Do you know what follows those words? Do you know what follows the declaration that there is a self-evident and unalienable right to pursue happiness? These:
That to secure these rights, Governments are instituted among Men…
Governments are instituted to secure unalienable rights like the pursuit of happiness. In the Kansas experiment, government is being de-instituted, disestablished, effectively dissolved for many Kansans. And it is being done by people who swear to God that the Founders were close to infallible beings.
The key to that de facto dissolution is taxation. By cutting, or in some cases eliminating, taxes, the government beast can be starved if not to death, at least to the point where it can’t do what it needs to do to make “the pursuit of happiness” real to all people in the 21st century.
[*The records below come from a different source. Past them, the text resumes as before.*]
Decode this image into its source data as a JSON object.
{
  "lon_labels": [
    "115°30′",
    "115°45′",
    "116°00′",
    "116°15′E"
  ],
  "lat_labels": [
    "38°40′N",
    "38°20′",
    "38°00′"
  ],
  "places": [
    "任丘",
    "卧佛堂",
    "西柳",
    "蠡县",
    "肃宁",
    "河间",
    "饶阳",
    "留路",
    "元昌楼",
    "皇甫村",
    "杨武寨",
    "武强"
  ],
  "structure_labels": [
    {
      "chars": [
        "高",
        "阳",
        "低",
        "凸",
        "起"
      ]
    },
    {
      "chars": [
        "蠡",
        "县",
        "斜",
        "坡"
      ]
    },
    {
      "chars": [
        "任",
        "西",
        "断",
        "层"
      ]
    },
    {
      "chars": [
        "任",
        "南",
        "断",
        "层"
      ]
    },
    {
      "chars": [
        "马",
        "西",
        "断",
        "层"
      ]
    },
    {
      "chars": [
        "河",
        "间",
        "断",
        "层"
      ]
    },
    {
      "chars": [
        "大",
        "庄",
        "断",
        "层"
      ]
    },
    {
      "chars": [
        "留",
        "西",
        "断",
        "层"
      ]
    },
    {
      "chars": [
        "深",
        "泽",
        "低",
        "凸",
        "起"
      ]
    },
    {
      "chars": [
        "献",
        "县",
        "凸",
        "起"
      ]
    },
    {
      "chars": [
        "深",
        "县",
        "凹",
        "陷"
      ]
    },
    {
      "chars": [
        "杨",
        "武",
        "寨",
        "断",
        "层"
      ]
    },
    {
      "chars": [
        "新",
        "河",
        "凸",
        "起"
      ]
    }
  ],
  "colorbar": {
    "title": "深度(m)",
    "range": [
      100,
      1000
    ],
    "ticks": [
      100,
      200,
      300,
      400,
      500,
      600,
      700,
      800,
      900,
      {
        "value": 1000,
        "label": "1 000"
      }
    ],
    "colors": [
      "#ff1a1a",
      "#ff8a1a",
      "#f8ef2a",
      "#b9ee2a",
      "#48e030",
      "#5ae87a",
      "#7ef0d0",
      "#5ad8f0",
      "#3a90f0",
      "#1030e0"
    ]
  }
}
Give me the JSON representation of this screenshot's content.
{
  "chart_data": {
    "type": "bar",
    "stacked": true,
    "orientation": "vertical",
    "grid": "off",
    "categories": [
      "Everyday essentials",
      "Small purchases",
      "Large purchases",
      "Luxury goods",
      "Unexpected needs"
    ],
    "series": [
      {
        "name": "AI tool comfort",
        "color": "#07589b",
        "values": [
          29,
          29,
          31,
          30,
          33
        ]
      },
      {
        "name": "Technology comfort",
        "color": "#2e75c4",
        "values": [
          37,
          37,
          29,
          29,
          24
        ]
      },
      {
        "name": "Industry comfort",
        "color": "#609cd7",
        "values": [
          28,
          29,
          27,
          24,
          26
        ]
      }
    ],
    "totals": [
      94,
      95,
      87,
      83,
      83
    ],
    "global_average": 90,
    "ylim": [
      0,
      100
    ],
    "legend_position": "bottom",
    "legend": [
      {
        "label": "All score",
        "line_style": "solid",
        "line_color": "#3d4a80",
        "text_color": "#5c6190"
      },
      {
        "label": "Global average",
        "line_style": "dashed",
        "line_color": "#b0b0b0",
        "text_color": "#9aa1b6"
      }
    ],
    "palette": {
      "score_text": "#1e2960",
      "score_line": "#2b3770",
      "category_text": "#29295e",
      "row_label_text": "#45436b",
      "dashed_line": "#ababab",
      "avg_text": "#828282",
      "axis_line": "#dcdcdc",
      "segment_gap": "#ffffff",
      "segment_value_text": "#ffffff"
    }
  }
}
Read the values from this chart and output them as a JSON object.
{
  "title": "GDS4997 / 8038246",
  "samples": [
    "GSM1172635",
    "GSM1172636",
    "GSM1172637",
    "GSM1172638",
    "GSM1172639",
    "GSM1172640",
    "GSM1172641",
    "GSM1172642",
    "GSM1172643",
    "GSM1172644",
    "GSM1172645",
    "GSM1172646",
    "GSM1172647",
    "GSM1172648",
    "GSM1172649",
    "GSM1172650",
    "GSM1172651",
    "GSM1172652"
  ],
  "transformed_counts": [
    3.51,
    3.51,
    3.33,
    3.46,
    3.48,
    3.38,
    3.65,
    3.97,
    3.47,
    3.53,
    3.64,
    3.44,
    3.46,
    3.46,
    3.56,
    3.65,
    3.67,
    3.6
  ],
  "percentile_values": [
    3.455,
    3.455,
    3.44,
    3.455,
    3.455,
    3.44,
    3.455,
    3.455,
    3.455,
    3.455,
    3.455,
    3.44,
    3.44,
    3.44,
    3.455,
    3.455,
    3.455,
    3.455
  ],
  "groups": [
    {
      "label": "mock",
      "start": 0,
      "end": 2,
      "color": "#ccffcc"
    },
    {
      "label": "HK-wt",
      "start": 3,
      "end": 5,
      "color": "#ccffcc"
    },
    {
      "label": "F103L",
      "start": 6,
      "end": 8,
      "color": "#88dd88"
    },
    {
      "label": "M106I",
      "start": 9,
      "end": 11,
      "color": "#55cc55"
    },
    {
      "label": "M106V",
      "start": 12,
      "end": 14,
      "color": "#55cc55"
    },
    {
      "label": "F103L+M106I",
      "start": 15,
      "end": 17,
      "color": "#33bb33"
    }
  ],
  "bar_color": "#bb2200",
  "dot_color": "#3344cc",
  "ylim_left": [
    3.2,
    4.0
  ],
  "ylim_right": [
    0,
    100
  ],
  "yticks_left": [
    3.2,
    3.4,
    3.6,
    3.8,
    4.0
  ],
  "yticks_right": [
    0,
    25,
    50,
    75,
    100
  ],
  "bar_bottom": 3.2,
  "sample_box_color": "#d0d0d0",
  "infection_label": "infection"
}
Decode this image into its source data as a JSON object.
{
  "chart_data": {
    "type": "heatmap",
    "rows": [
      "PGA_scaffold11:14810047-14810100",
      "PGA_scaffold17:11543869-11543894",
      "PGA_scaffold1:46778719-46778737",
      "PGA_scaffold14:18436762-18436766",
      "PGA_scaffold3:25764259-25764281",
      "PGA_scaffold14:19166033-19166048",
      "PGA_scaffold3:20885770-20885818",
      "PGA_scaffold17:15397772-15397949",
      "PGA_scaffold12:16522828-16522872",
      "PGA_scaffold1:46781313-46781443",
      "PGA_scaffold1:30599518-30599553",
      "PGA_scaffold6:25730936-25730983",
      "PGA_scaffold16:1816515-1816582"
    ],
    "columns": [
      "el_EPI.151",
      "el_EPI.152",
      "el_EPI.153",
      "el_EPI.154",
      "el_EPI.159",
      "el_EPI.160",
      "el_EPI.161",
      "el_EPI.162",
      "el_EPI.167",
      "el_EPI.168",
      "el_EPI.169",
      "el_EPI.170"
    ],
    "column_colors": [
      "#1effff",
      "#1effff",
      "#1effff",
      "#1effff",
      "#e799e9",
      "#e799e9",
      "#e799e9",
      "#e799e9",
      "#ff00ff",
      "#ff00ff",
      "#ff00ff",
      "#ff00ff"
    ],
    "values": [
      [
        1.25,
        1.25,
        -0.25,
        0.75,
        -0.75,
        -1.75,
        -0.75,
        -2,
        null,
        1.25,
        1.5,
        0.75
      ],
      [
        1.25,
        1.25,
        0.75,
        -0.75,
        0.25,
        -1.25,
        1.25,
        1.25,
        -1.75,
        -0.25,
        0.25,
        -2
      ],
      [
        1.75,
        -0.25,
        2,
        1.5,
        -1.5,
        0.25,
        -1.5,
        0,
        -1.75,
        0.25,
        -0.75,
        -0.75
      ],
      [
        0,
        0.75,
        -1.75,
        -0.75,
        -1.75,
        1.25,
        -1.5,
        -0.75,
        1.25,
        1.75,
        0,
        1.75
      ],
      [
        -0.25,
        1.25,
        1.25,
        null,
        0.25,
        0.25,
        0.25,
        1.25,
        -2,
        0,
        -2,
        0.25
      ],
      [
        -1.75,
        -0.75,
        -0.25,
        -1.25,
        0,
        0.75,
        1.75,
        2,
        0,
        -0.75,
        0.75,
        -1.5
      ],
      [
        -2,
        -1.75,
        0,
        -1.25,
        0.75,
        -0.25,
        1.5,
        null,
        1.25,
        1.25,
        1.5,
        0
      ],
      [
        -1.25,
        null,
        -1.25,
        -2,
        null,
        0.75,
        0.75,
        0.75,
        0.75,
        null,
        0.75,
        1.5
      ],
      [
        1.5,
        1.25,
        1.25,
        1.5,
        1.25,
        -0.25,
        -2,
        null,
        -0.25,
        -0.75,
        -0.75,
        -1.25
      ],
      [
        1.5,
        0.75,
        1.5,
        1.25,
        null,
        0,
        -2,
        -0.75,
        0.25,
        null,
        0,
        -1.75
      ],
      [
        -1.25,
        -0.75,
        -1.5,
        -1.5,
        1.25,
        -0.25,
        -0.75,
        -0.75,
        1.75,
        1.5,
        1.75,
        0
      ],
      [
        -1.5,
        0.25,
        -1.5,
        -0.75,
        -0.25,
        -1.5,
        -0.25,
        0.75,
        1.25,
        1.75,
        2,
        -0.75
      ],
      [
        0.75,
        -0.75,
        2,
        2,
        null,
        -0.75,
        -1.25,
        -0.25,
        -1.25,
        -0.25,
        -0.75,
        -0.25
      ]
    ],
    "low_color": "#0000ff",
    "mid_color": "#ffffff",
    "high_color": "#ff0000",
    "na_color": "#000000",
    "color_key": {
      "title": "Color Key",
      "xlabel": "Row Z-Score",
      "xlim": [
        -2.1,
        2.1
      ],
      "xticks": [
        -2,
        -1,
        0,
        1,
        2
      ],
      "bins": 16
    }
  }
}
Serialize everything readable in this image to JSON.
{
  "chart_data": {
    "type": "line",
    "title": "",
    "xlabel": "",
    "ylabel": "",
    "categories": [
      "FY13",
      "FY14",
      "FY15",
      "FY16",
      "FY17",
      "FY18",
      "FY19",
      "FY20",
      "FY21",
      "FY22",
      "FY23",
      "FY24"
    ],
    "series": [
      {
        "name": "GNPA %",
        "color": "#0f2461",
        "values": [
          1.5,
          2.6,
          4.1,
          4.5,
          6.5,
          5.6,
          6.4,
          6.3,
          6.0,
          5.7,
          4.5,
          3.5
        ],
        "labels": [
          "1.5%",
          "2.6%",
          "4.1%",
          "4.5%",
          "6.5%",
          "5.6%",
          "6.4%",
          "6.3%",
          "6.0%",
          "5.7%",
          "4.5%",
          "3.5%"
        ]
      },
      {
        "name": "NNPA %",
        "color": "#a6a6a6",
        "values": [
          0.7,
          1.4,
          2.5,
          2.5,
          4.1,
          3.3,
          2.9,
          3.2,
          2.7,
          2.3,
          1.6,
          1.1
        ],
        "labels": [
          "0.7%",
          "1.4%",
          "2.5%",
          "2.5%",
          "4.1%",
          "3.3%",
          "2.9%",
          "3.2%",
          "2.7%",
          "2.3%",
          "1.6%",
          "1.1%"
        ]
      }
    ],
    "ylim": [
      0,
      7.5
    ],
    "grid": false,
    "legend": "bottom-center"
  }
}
And to make matters worse, what taxes remain in effect fall disproportionately on—you guessed it. From The Kansas City Star:
A new study by the Institute on Taxation and Economic Policy shows Kansas and Missouri, like most the nation, skew their tax burdens toward the upper end on the income scale.
Kansas skews more to the rich than Missouri, and more than the nation as a whole.
I would ask that you look closely at the graph below (supplied by the ITEP) because at first you will think your eyes are lying to you:
If your eyes are working, you can see that the state and local tax burden for the poorest Kansas families is more than two-and-a-half times that of the richest 1% of taxpayers. Oh, but wait. There’s more.
Low wage earners necessarily spend all of their money to live. Thus, this graph shows an even worse burden on them in terms of taxes on spending:
Let’s be clear about all this by getting back to the original point from The New York Times story:
…lawmakers received a bill to inch the state closer to eliminating income taxes…
To replace some of the revenue that would be lost by eliminating income taxes, guess what Brownback wants to do? Sorry, I know that was too easy. He wants to make permanent an increase in the sales tax!
The extremists aren’t content with the wealthiest Kansans not shouldering their share of the burden. No, no, no. They want to make things even easier for the moneyed class by eliminating the tax on their high incomes. And according to Voodoo Economics On The Prairie, all of this will, if we’re patient enough, result in rich people and businesses from all over the country flocking to Brownbackistan to create jobs!
Here’s yet another graph to show how eliminating the income tax will skew the tax burden even more in favor of the affluent in Kansas:
You can see that if income taxes are eliminated, the burden will fall even more on those who have less, or, as per the conservative starve-the-beast scheme, government services will have to be cut even further.*
What we have in Kansas, as I have said, is a race to the bottom. And I do mean race. From the Times article:
Kansas’ tax policy has caught the attention of its neighbors. Gov. Dave Heineman of Nebraska, a Republican, has introduced a bill to eliminate a variety of taxes, including ones on individual income and small businesses. Gov. Mary Fallin of Oklahoma, also a Republican, plans to call for modest income tax cuts, and Missouri lawmakers have discussed reforming their tax code.
Anyone but practitioners of voodoo economics can see that if all the states cut their taxes then any potential economic advantage by one state is erased. All that we will have left are tiny and feckless state governments that fail to secure for their citizens what the Founders said was an unalienable right: the pursuit of happiness.
And, of course, tiny and feckless government is really the point of the voodoo we see.